LOUISVILLE – Robert Lupton, a community organizer working in urban ministry in Atlanta, has learned from his mistakes. One of his key learnings: “Everyone in this community has something of value to contribute. Instead of viewing folks as poor folks, we had to start viewing them as gifted people with potential and capacity waiting to be developed.”
More than 40 years ago, just back from Vietnam and restless with his budding career in business, Lupton began working in ministry in inner-city Atlanta, founding FCS Urban Ministries. The author of “Toxic Charity: How Churches and Charities Hurt Those They Help (And How to Reverse It),” Lupton was a keynote speaker for the World Mission Pre-Conference the morning of Aug. 1 – a jumpstart for the 2013 Big Tent conference, which runs from Aug. 1- 3.

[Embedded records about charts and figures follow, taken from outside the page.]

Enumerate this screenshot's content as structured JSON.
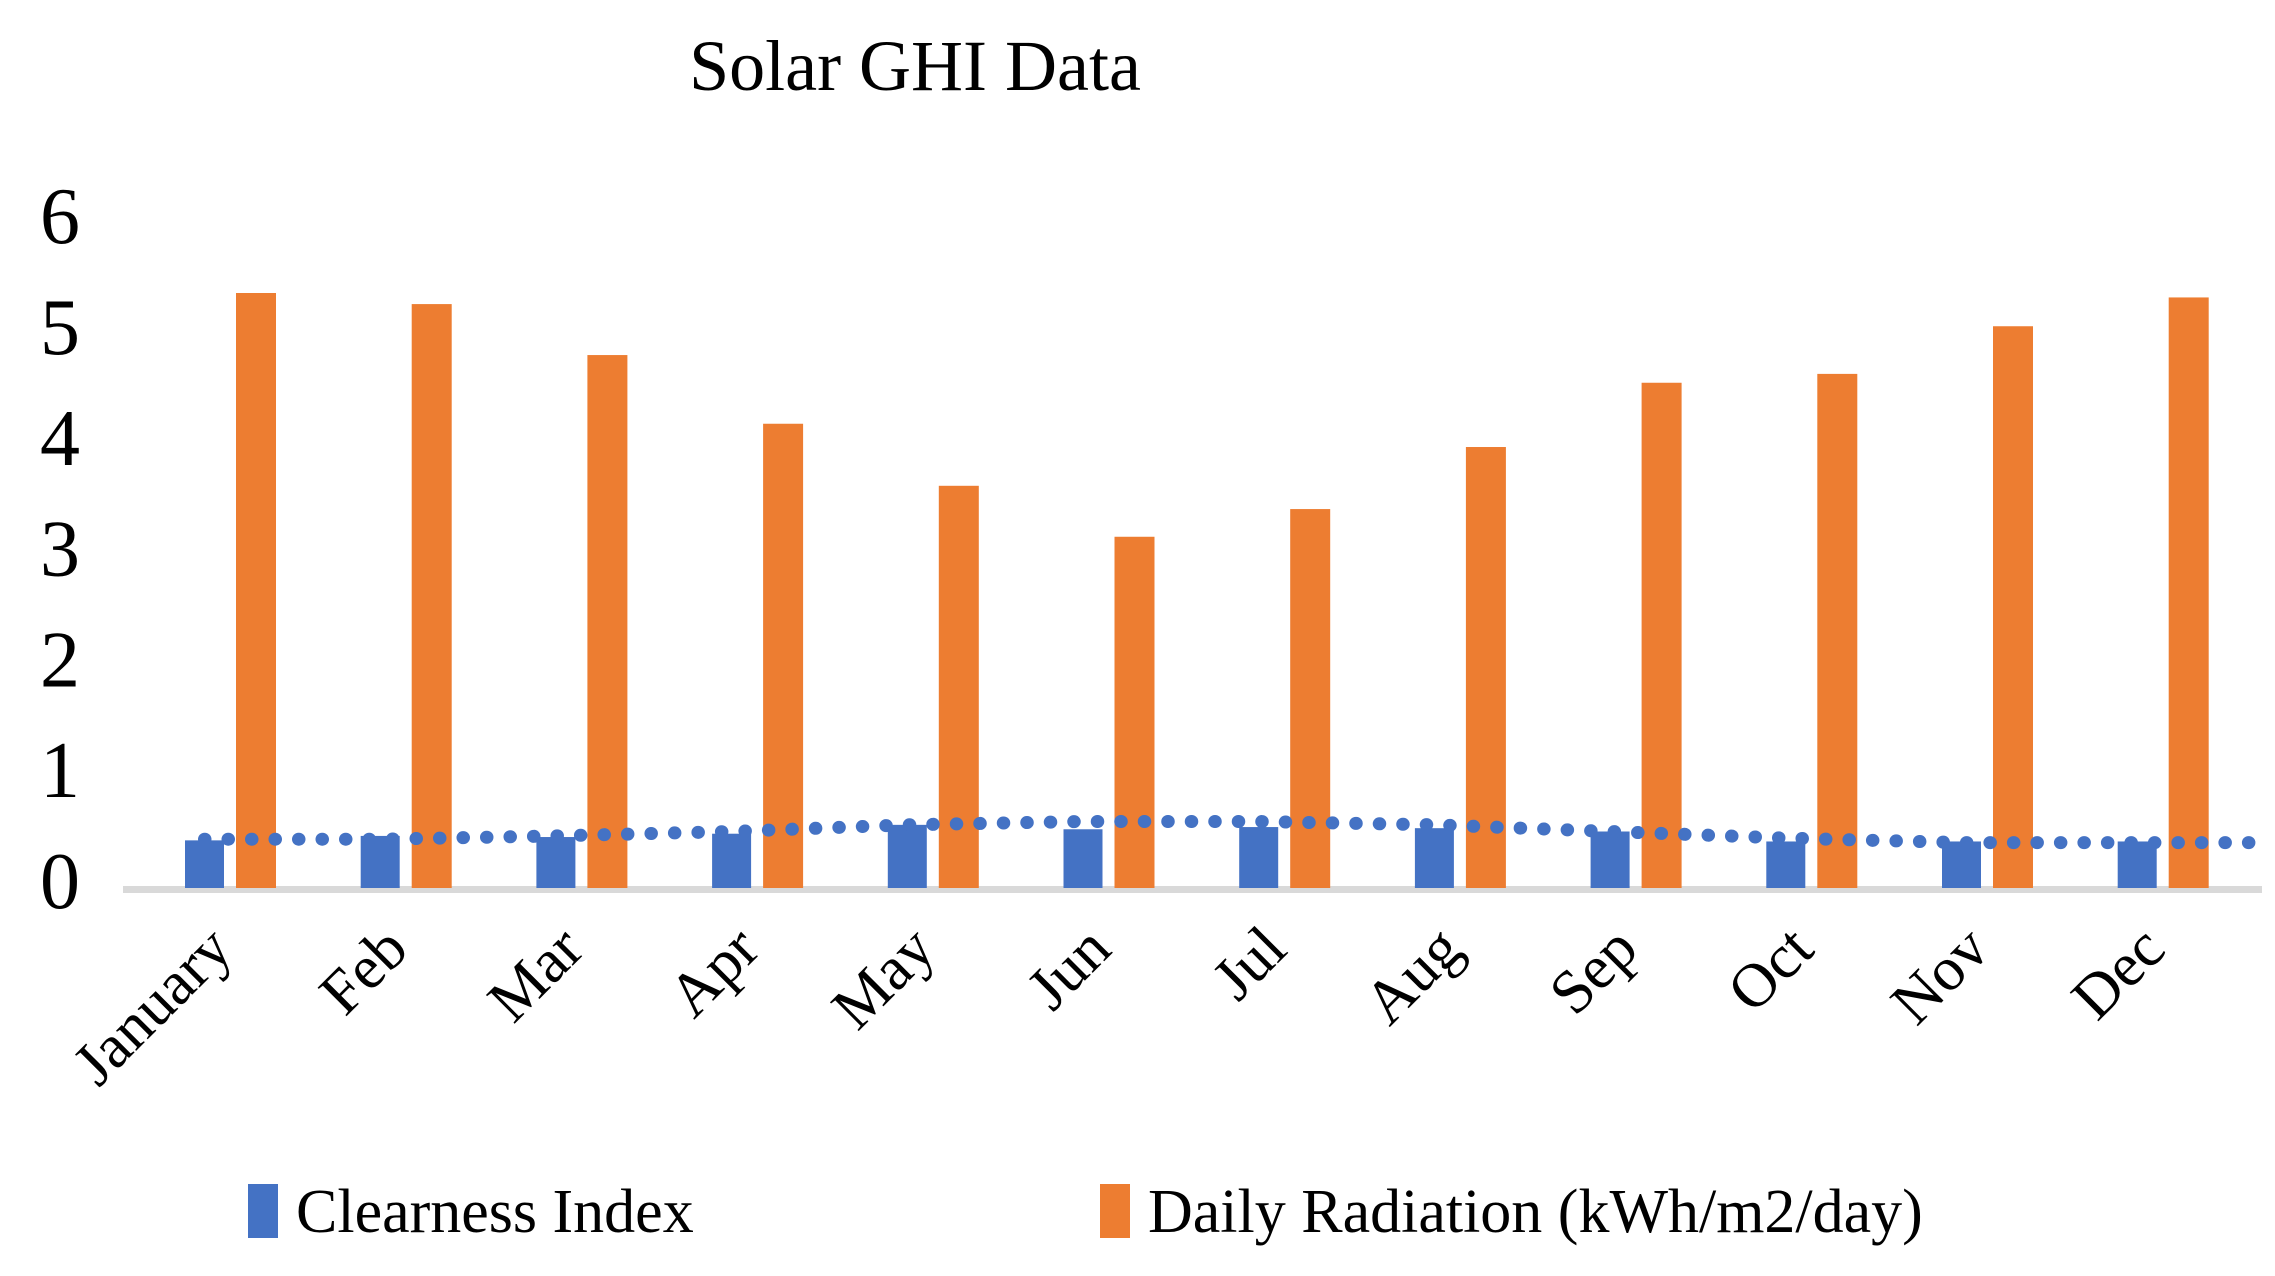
{
  "title": "Solar GHI Data",
  "colors": {
    "clearness_index": "#4472C4",
    "daily_radiation": "#ED7D31",
    "trendline": "#4472C4",
    "axis_line": "#D9D9D9",
    "text": "#000000",
    "background": "#FFFFFF"
  },
  "y_axis": {
    "tick_labels": [
      "0",
      "1",
      "2",
      "3",
      "4",
      "5",
      "6"
    ],
    "min": 0,
    "max": 6
  },
  "legend": {
    "position": "bottom",
    "items": [
      {
        "label": "Clearness Index",
        "color": "#4472C4"
      },
      {
        "label": "Daily Radiation (kWh/m2/day)",
        "color": "#ED7D31"
      }
    ]
  },
  "chart_data": {
    "type": "bar",
    "title": "Solar GHI Data",
    "categories": [
      "January",
      "Feb",
      "Mar",
      "Apr",
      "May",
      "Jun",
      "Jul",
      "Aug",
      "Sep",
      "Oct",
      "Nov",
      "Dec"
    ],
    "series": [
      {
        "name": "Clearness Index",
        "type": "bar",
        "color": "#4472C4",
        "values": [
          0.43,
          0.47,
          0.46,
          0.49,
          0.57,
          0.53,
          0.55,
          0.54,
          0.51,
          0.42,
          0.42,
          0.42
        ]
      },
      {
        "name": "Daily Radiation (kWh/m2/day)",
        "type": "bar",
        "color": "#ED7D31",
        "values": [
          5.37,
          5.27,
          4.81,
          4.19,
          3.63,
          3.17,
          3.42,
          3.98,
          4.56,
          4.64,
          5.07,
          5.33
        ]
      },
      {
        "name": "Clearness Index trendline",
        "type": "dotted-line",
        "color": "#4472C4",
        "values": [
          0.44,
          0.44,
          0.47,
          0.51,
          0.57,
          0.6,
          0.6,
          0.57,
          0.51,
          0.45,
          0.41,
          0.41
        ]
      }
    ],
    "xlabel": "",
    "ylabel": "",
    "ylim": [
      0,
      6
    ],
    "grid": false,
    "legend_position": "bottom"
  }
}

In those early years, Lupton realized that to work effectively with struggling families, he needed to become part of their environment in order to understand it. Even though his family was midway through building his wife’s “dream house” in the suburbs, he convinced her to move their family, with two young children, to into a tough city neighborhood.
There, he saw the impact of a ministry project through which suburban churchgoers “adopted” city families to provide their children with Christmas gifts. When the well-meaning suburbanites delivered the gifts, “if there was a dad in the household, he just disappeared,” Lupton said. “He was out the back door.”
The gifts served as tangible testament to the parents’ inability to provide. “The moms would endure that,” for the sake of their children, Lupton said. The fathers could not. “It was as if their impotence was being exposed in front of their wives and children. It was killing them.”
At the community clothes closet, Lupton watched as those providing the clothes tried to impose rules to make sure people didn’t take too much. “It turned into an adversarial relationship almost overnight.”
At the food pantry, he saw frustrations and inequities. “When you have a dozen canned hams donated and there are 50 people in line, what do you do?” Lupton said.
So, gradually, he began listening to the people from the community, and making changes to the work based on what he heard. He asked the donors for the Christmas “adopt a family” program to bring those gifts, unwrapped, to a store the ministry set up. Parents could buy the donated toys, at affordable prices, and then give their children Christmas gifts that they had personally selected and purchased. The parents felt accomplished, not embarrassed.
Lupton’s group decided to narrow their ministry in Atlanta to just one or two neighborhoods, in order to build deeper relationships. They shut down the clothes closet and used a business plan developed by community residents (who said things such as “Put it on a bus line” and “Set prices below that of the Salvation Army store”) to set up a clothing store selling donated items. The residents predicted that the store would provide jobs and generate enough income to become self-sufficient – and they were right. Local people worked in the store, earned money, and built friendships with the customers. The dynamic changed to one of valuing the customers (if a patron bought a lot of clothing, that was a good thing), rather than trying to control how many shirts a recipient could take.
Instead of a food pantry, the ministry established a food co-op. Members paid $3 a week, and using those funds the co-op could buy food from the local food bank at a sharply discounted rate. As word spread that co-op members were getting much more food for their $3 than if they spent that same amount at the grocery, more people joined.
The co-op members began taking leadership – developing a credit and loan payback system for those who couldn’t afford $3 every week. They began to share recipes and to cook their favorite dishes for one another. A few women shared their secret dream: they wanted to start a restaurant. It took two years of hard work and support, but they did it – opening “Tummy and Soul” across from the Atlanta Braves stadium.
Lupton also told of what he’s learned from the mistakes of short-term mission trips so many U.S. congregations take to other countries. Among them:
– With a project, the community is always the first investor. That’s what determines “Is this a priority?”
– Sometimes crises do demand emergency intervention. When an earthquake hits, people need lifesaving food, water, shelter and medical treatment. But addressing chronic needs with crisis intervention deprives people of dignity and erodes self-sufficiency.
– Don’t do for others what they can do for themselves. Seek ways to empower people by hiring, lending and investing.
– Put aside your own agenda. Learn to listen, for both the spoken and the unspoken message.